Pembukaan UUD 1945 pada alinea ke dua menyatakan bahawa “Perjuangan pergerakan kemerdekaan Indonesia telah sampailah kepada saat yang berbahagia dengan selamat sentausa mengantarkan rakyat Indonesia ke depan pintu gerbang kemerdekaan Negara Indonesia, yang merdeka, bersatu, berdaulat, adil dan makmur”, kemudian pada alinea ke tiga menyatakan “Atas berkat rahmat Allah Yang Maha Kuasa dan dengan didorongkan oleh keinginan luhur, supaya berkehidupan kebangsaan yang bebas, maka rakyat Indonesia menyatakan dengan ini kemerdekaannya”.
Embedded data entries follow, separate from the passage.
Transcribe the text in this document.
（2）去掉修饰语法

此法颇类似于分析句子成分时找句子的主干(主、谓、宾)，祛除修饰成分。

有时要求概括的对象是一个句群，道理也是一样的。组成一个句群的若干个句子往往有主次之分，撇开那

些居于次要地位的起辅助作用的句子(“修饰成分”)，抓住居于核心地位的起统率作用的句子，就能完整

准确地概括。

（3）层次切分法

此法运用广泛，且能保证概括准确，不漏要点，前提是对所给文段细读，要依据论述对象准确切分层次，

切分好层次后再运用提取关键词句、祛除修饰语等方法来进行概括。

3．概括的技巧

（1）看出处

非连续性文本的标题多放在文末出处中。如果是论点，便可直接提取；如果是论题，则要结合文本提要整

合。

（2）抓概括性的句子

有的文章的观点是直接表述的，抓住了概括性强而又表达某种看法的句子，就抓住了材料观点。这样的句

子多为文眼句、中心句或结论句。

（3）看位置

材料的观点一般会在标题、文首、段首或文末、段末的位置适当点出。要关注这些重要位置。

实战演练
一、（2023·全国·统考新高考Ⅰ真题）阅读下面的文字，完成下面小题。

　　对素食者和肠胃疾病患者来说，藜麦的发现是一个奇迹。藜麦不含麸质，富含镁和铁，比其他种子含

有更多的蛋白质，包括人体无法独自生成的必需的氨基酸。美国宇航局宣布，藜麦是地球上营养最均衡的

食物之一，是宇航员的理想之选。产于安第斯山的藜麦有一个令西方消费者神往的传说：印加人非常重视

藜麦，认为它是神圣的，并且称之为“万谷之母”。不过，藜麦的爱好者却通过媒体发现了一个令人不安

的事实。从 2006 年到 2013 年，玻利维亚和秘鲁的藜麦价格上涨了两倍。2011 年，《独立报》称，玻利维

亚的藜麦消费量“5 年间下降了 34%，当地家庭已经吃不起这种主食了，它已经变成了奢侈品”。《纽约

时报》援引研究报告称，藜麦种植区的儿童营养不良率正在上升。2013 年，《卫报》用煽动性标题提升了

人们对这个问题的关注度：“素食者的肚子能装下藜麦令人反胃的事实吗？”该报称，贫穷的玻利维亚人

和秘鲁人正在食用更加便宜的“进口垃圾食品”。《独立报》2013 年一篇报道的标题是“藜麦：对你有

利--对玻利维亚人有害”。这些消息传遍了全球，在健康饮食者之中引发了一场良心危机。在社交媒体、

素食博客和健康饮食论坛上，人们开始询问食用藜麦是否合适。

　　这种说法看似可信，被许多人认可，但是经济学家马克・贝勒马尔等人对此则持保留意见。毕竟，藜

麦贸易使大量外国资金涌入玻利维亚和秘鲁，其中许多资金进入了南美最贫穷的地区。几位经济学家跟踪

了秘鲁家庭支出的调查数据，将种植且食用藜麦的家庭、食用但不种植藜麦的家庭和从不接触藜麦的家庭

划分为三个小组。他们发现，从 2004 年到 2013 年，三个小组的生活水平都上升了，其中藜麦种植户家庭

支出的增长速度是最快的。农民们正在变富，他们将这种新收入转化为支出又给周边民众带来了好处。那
Dapat dipahami bersama, bahwa pembukaan dari pada UUD 1945 yang menjunjung tinggi nilai-nilai kemerdekaan, sebagaimana yang tertuang dalam alinea ke empat menyatakan bahwa “Kemudian daripada itu untuk membentuk suatu Pemerintah Negara Indonesia yang melindungi segenap bangsa Indonesia dan seluruh tumpah darah Indonesia dan untuk memajukan kesejahteraan umum, mencerdaskan kehidupan bangsa, dan ikut melaksanakan ketertiban dunia yang berdasarkan kemerdekaan, perdamaian abadi dan keadilan sosial”.
Selanjutnya, Pasal 18 ayat (2) UUD 1945 menyebutkan “Pemerintah daerah provinsi, daerah Kabupaten, dan Kota mengatur dan mengurus sendiri urusan pemerintahan menurut azas otonomi dan tugas pembantuan”. Kemudian pada ayat (5) menyebutkan “Pemerintahan daerah menjalankan otonomi seluas-luasnya, kecuali urusan pemerintahan yang oleh undang-undang ditentukan sebagai urusan Pemerintahan Pusat”. Selanjutnya dalam ayat (6) menyebutkan “Pemerintahan daerah berhak menetapkan peraturan daerah dan peraturan-peraturan lain untuk melaksanakan otonomi dan tugas pembantuan”.
Kemudian, pada Pasal 18B ayat (1) dan (2) menyampaikan bawah “Negara mengakui dan menghormati satuan-satuan pemerintahan daerah yang bersifat khusus atau bersifat istimewa yang diatur dengan undang-undang”, dan “Negara mengakui dan menghormati kesatuan-kesatuan masyarakat hukum adat beserta hak-hak tradisionalnya sepanjang masih hidup dan sesuai dengan perkembangan masyarakat dan prinsip Negara Kesatuan Republik Indonesia, yang diatur dalam undang-undang”.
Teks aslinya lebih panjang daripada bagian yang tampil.